Here is a behind the screen area shot with flash. Not a good picture. The suspended shelf is for the center channel speaker.


----------



## Hank Perkins (Jun 6, 2016)

Carpet is installed.


----------



## Hank Perkins (Jun 6, 2016)

Screen is up. IPad mounted to the wall will be the remote running RTI software. 

Plan is to get the audio and video running by Wednesday evening.


----------



## Hank Perkins (Jun 6, 2016)

Old AV123 MFW-15's rebuilt with Seaton Sound amps and drivers.


----------



## Talley (Dec 8, 2010)

really dig the colors, black ceiling is top notch.


----------



## Hank Perkins (Jun 6, 2016)

Progress has slowed. The new power amp hasn't been delivered yet. All the screens to fit around the projection screen have been completed. Initial cut at the remote programming is complete. Electrical is complete, wiring is at 90%. Speakers, subs, and current Power amplifiers are in place.

After dark the room is so dark you can't see your hand. 

Maybe next week.....


----------



## Hank Perkins (Jun 6, 2016)

Work is crazy. Progress has been made. Should be running by the weekend. Rack and processor. And amplifiers lines up between the subwoofers.


----------



## Hank Perkins (Jun 6, 2016)

Room is 95% complete. We do have some remote programming left to accomplish. I have spent the day watching movies. I am very happy.


----------



## tripplej (Oct 23, 2011)

Very nice setup. The chairs look great. I am sure they are very comfy. Looks like some of the chairs have tables or something to hold snacks possibly. I am sure you will get great enjoyment in that room. Thanks for sharing.


----------



## Todd Anderson (Jul 24, 2009)

Beautiful room. Would love to watch a flick in there! A+!


----------



## drummerboy1962 (Jul 13, 2016)

Great room, seating is really nice too. I bet you love watching movies in that room.:smile:


----------



## Hank Perkins (Jun 6, 2016)

After living with the new theater for several weeks we decided to go back and upgrade the three front speakers. The Emotiva speakers are out and brand new Monitor Audio Gold are going in in the next couple of days. The Monitor Audio surrounds we had installed sounded better than the mains. HA! It should be a significant upgrade for the audio.


----------



## Hank Perkins (Jun 6, 2016)

The Monitor Audio Gold 300's (mains) and 350 (center channel) were installed last night. I am expecting a significant period for break in of these speakers but we can already hear details we have never heard before. This is especially true in voices. 
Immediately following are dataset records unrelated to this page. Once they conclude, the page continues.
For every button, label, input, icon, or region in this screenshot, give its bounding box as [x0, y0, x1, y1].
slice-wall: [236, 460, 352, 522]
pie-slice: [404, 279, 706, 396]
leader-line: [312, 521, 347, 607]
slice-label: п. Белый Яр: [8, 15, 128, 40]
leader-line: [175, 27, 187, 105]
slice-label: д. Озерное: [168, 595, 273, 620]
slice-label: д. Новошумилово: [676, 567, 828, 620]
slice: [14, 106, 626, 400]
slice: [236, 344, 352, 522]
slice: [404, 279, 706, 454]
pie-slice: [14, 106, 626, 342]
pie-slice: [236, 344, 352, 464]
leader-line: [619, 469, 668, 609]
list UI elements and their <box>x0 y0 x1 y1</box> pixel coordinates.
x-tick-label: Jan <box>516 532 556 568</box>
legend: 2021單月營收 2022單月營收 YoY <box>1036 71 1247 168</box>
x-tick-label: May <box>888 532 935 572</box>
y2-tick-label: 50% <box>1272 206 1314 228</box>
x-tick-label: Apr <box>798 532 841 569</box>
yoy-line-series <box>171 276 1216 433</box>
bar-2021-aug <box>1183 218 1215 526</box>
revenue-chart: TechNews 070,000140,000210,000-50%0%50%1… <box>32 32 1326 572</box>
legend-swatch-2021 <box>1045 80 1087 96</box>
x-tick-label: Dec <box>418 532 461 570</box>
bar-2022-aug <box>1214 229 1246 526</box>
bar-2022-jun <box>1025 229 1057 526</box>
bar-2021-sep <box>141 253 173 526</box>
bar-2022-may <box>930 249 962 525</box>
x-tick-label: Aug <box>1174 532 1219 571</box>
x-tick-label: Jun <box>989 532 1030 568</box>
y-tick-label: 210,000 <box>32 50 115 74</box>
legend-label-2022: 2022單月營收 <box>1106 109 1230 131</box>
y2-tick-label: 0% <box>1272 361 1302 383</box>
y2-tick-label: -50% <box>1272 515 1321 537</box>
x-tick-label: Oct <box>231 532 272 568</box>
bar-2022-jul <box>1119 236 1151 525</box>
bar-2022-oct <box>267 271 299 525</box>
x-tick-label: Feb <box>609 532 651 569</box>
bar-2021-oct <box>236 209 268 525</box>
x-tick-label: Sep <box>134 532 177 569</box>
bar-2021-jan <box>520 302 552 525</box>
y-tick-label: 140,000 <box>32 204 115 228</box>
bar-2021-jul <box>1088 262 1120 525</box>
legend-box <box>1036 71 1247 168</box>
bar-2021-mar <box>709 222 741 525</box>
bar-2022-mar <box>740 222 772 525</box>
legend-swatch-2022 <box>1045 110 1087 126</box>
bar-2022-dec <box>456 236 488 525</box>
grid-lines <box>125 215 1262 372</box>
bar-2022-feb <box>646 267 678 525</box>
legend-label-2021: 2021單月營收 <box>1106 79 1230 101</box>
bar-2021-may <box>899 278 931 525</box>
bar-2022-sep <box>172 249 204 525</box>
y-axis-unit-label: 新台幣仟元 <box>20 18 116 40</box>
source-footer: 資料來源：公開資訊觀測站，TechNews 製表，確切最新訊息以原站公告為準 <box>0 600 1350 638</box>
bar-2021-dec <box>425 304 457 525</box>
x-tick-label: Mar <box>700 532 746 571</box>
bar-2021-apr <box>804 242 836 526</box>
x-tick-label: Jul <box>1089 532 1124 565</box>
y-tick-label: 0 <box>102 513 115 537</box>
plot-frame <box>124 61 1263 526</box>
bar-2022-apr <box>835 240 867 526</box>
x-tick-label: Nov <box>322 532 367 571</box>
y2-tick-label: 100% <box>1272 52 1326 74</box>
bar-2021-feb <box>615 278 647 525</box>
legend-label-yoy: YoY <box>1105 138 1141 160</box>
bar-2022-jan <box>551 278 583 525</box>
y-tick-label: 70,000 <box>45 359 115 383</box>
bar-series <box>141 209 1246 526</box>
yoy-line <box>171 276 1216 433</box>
Listening to Diana Krall Live in Paris we immediately heard a lower octave in her voice I had never heard before. Almost a huskiness. When she presses the piano pedal, you can hear the wood thump. The sound stage is also significantly larger. In sampling a few movies, we can hear words starting and ending where the air begins to pass thru the actors lips and teeth. We hear these details with every sound. A car door shutting, a chair sliding across the floor, a book being placed on a table.... We are hearing sound details I have never heard in a home theater before. The realism is beyond almost indescribable. I can't wait until the speakers have a couple 100 hours on them!!


----------



## drummerboy1962 (Jul 13, 2016)

Congrats Hank, I am glad you are happy with them mate.Its always good having something new to be able to compare to your old, and speakers are a classic example.Its also good that you are able to hear a big change in detail of vocal compared to your previous speakers. I think they should get a little better with time once they are run in as do most speakers of good quality.I am looking forward to viewing my new projector and can imagine how you feel now. Congrats mate and enjoy.


----------



## Hank Perkins (Jun 6, 2016)

drummerboy1962 said:


> Congrats Hank, I am glad you are happy with them mate.Its always good having something new to be able to compare to your old, and speakers are a classic example.Its also good that you are able to hear a big change in detail of vocal compared to your previous speakers. I think they should get a little better with time once they are run in as do most speakers of good quality.I am looking forward to viewing my new projector and can imagine how you feel now. Congrats mate and enjoy.


Thanks. Good luck with the projector.


----------



## UreiCollector (Oct 29, 2009)

Nice work! Looks like a nice comfortable room!


----------